Modeling trust in complex dynamic environments is an important yet challenging issue since an intelligent agent may strategically change its behavior to maximize its profits. In this paper, we propose a context aware trust model to predict dynamic trust by using a Hidden Markov Model (HMM) to model an agent's interactions. Although HMMs have already been applied in the past to model an agent's dynamic behavior to greatly improve the traditional static probabilistic trust approaches, most HMM based trust models only focus on outcomes of the past interactions without considering interaction context, which we believe, reflects immensely on the dynamic behavior or intent of an agent.
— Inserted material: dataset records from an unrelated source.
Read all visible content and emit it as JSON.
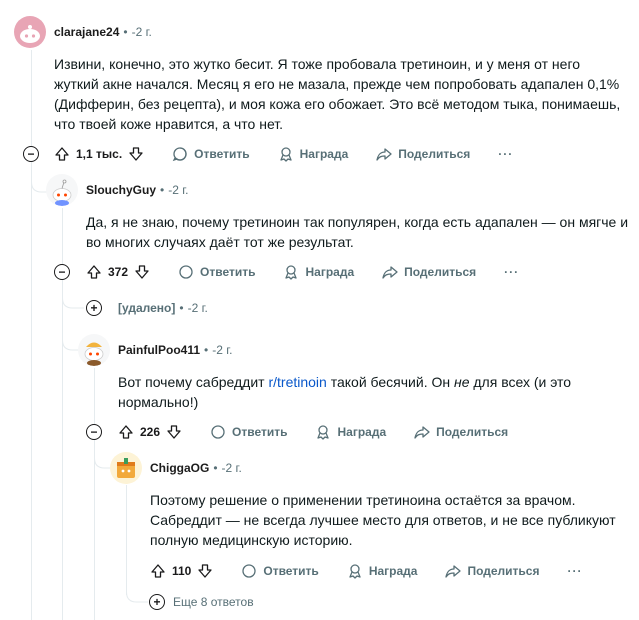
{
  "actions": {
    "reply": "Ответить",
    "award": "Награда",
    "share": "Поделиться",
    "more": "···"
  },
  "comments": [
    {
      "author": "clarajane24",
      "time": "-2 г.",
      "body_lines": [
        "Извини, конечно, это жутко бесит. Я тоже пробовала третиноин, и у меня от него",
        "жуткий акне начался. Месяц я его не мазала, прежде чем попробовать адапален 0,1%",
        "(Дифферин, без рецепта), и моя кожа его обожает. Это всё методом тыка, понимаешь,",
        "что твоей коже нравится, а что нет."
      ],
      "votes": "1,1 тыс."
    },
    {
      "author": "SlouchyGuy",
      "time": "-2 г.",
      "body_lines": [
        "Да, я не знаю, почему третиноин так популярен, когда есть адапален — он мягче и",
        "во многих случаях даёт тот же результат."
      ],
      "votes": "372"
    },
    {
      "author": "[удалено]",
      "time": "-2 г."
    },
    {
      "author": "PainfulPoo411",
      "time": "-2 г.",
      "body_before_link": "Вот почему сабреддит ",
      "body_link": "r/tretinoin",
      "body_after_link": " такой бесячий. Он ",
      "body_emph": "не",
      "body_after_emph": " для всех (и это",
      "body_line2": "нормально!)",
      "votes": "226"
    },
    {
      "author": "ChiggaOG",
      "time": "-2 г.",
      "body_lines": [
        "Поэтому решение о применении третиноина остаётся за врачом.",
        "Сабреддит — не всегда лучшее место для ответов, и не все публикуют",
        "полную медицинскую историю."
      ],
      "votes": "110"
    }
  ],
  "more_replies": "Еще 8 ответов",
  "colors": {
    "link": "#0a58ca",
    "muted": "#576f76",
    "thread": "#e5ebee",
    "avatar1": "#e8a5b5"
  }
}
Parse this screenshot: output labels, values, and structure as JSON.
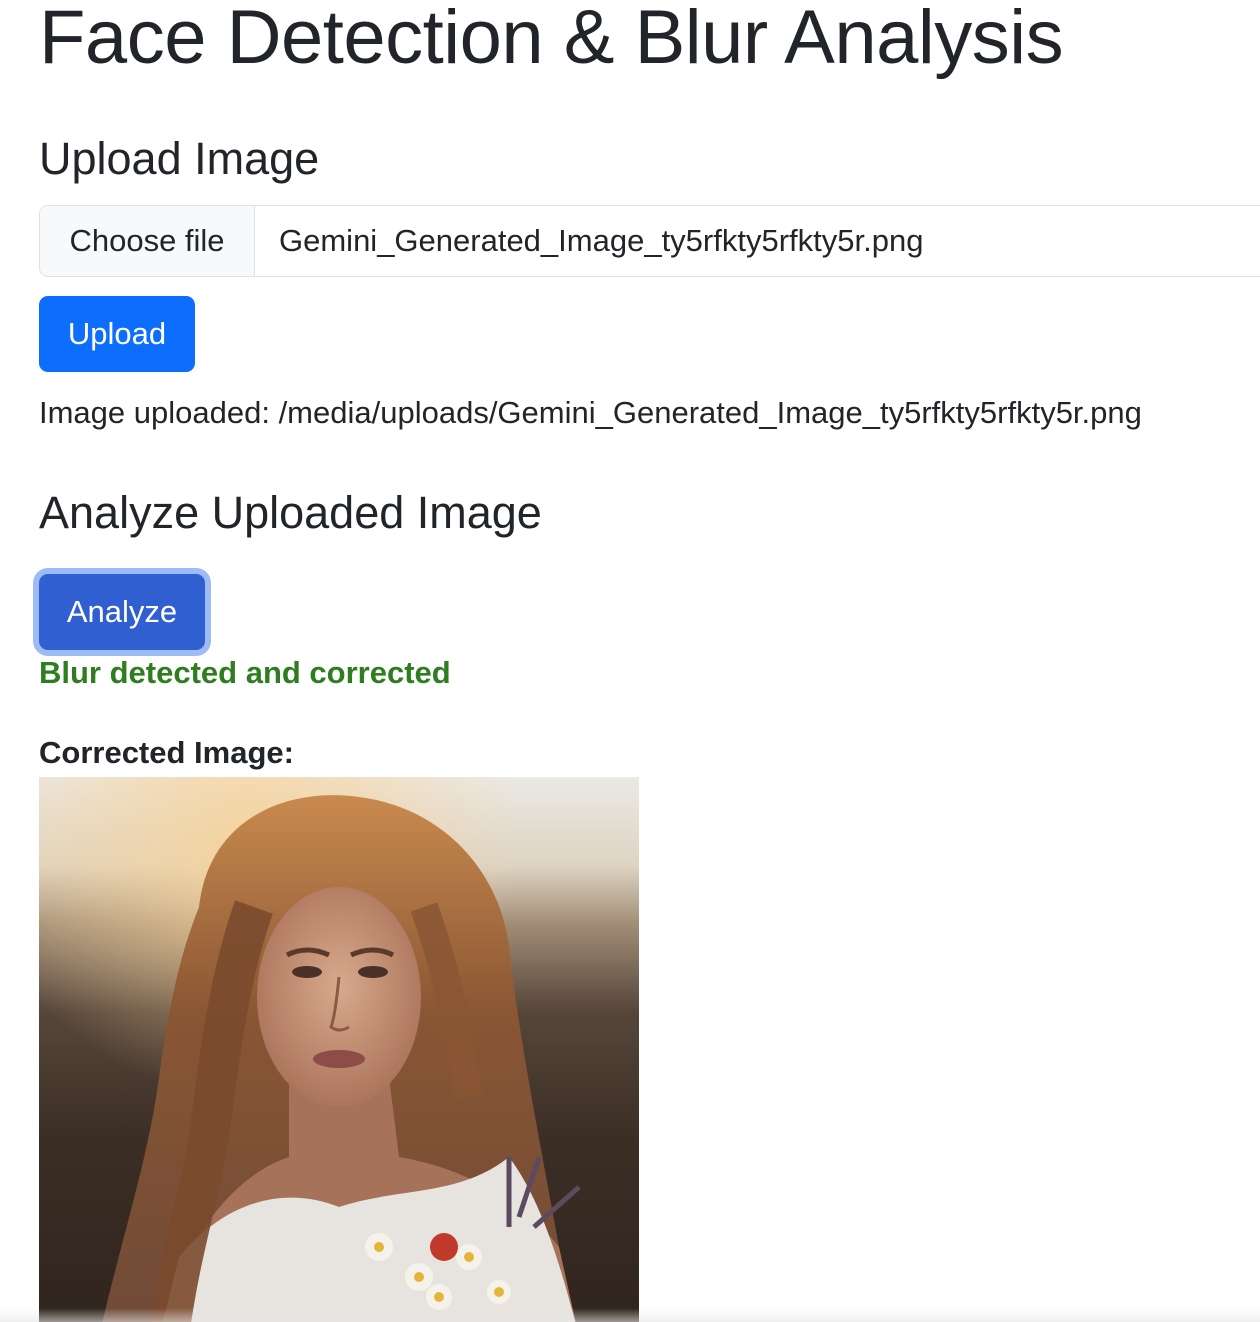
{
  "page": {
    "title": "Face Detection & Blur Analysis"
  },
  "upload_section": {
    "heading": "Upload Image",
    "choose_file_label": "Choose file",
    "selected_file_name": "Gemini_Generated_Image_ty5rfkty5rfkty5r.png",
    "upload_button_label": "Upload",
    "status_text": "Image uploaded: /media/uploads/Gemini_Generated_Image_ty5rfkty5rfkty5r.png"
  },
  "analyze_section": {
    "heading": "Analyze Uploaded Image",
    "analyze_button_label": "Analyze",
    "result_message": "Blur detected and corrected",
    "corrected_image_label": "Corrected Image:"
  },
  "colors": {
    "primary_button": "#0d6efd",
    "focused_button": "#2f5fd1",
    "success_text": "#2e7d1f"
  }
}
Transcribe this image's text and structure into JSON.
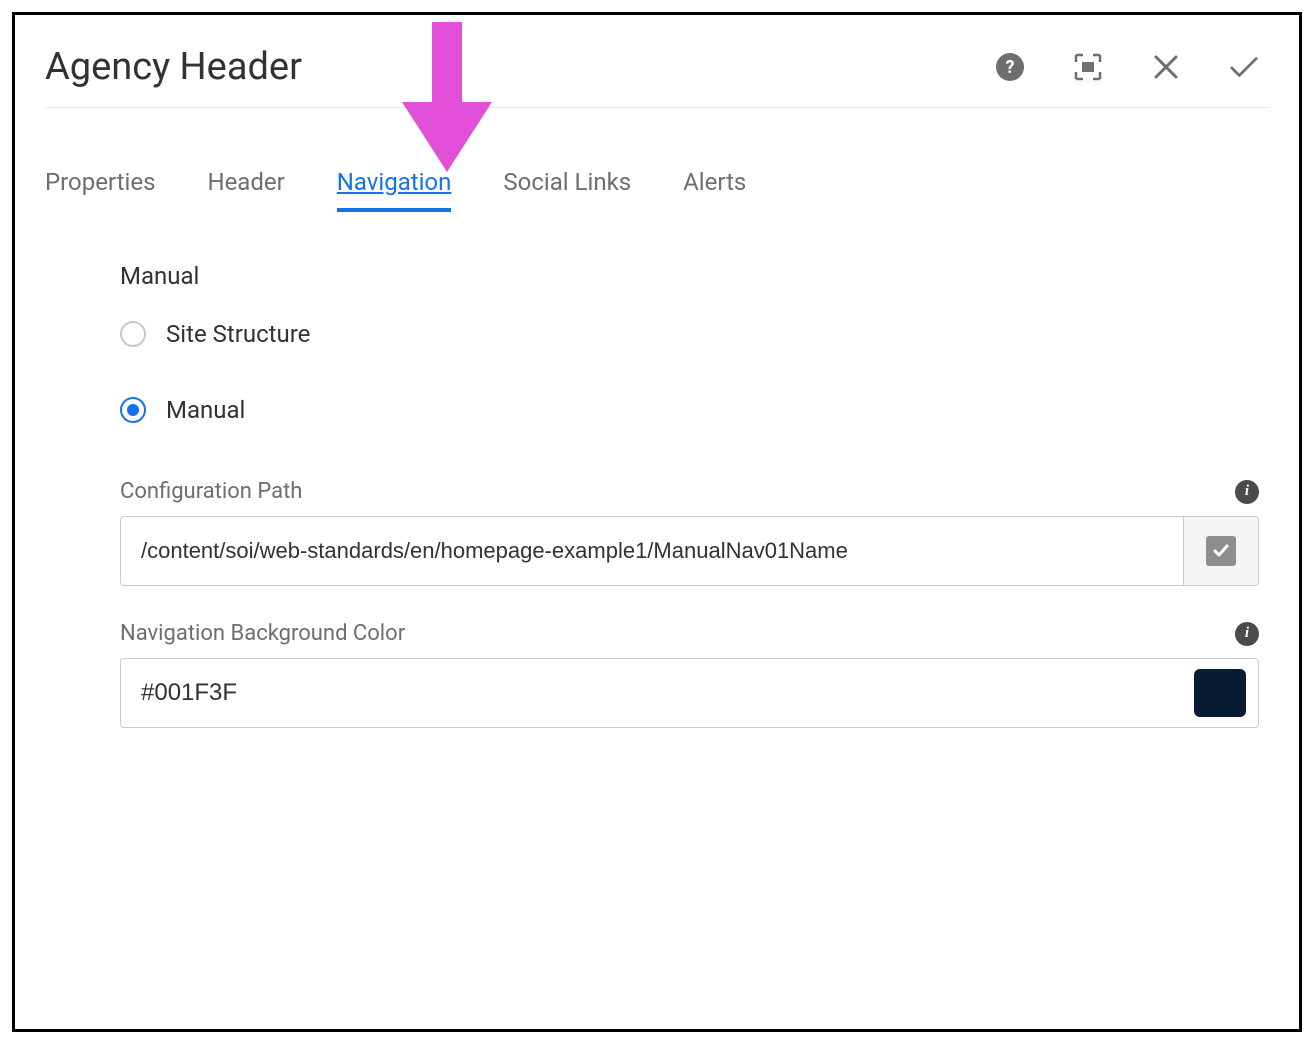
{
  "dialog": {
    "title": "Agency Header"
  },
  "tabs": [
    {
      "label": "Properties",
      "active": false
    },
    {
      "label": "Header",
      "active": false
    },
    {
      "label": "Navigation",
      "active": true
    },
    {
      "label": "Social Links",
      "active": false
    },
    {
      "label": "Alerts",
      "active": false
    }
  ],
  "navigation": {
    "section_label": "Manual",
    "radio_options": [
      {
        "label": "Site Structure",
        "selected": false
      },
      {
        "label": "Manual",
        "selected": true
      }
    ],
    "config_path": {
      "label": "Configuration Path",
      "value": "/content/soi/web-standards/en/homepage-example1/ManualNav01Name"
    },
    "bg_color": {
      "label": "Navigation Background Color",
      "value": "#001F3F",
      "swatch": "#071b33"
    }
  },
  "annotation": {
    "arrow_color": "#e24fd8"
  }
}
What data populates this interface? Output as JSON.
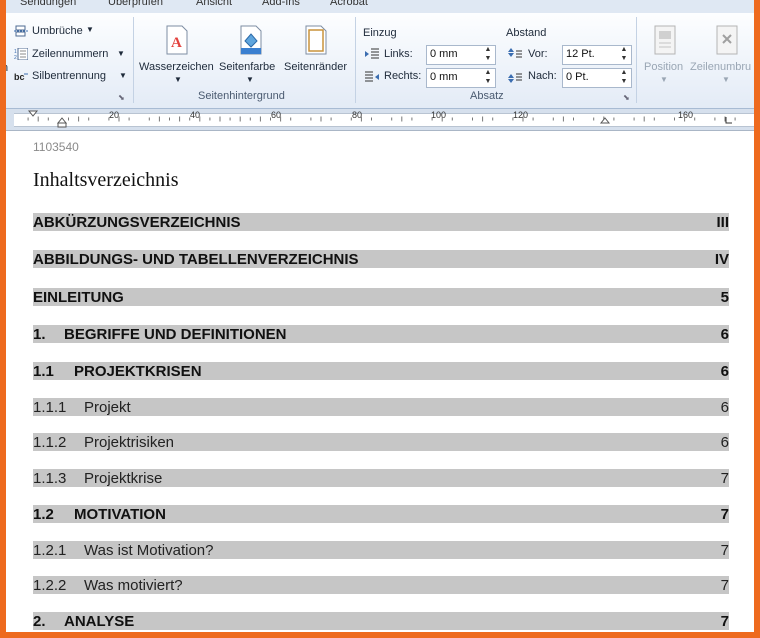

Interaction contextual information is comprehensively studied and integrated into the model to more precisely approximate an agent's dynamic behavior. Evaluation using real auction data and synthetic data demonstrates the efficacy of our approach in comparison with previous state-of-the-art trust mechanisms.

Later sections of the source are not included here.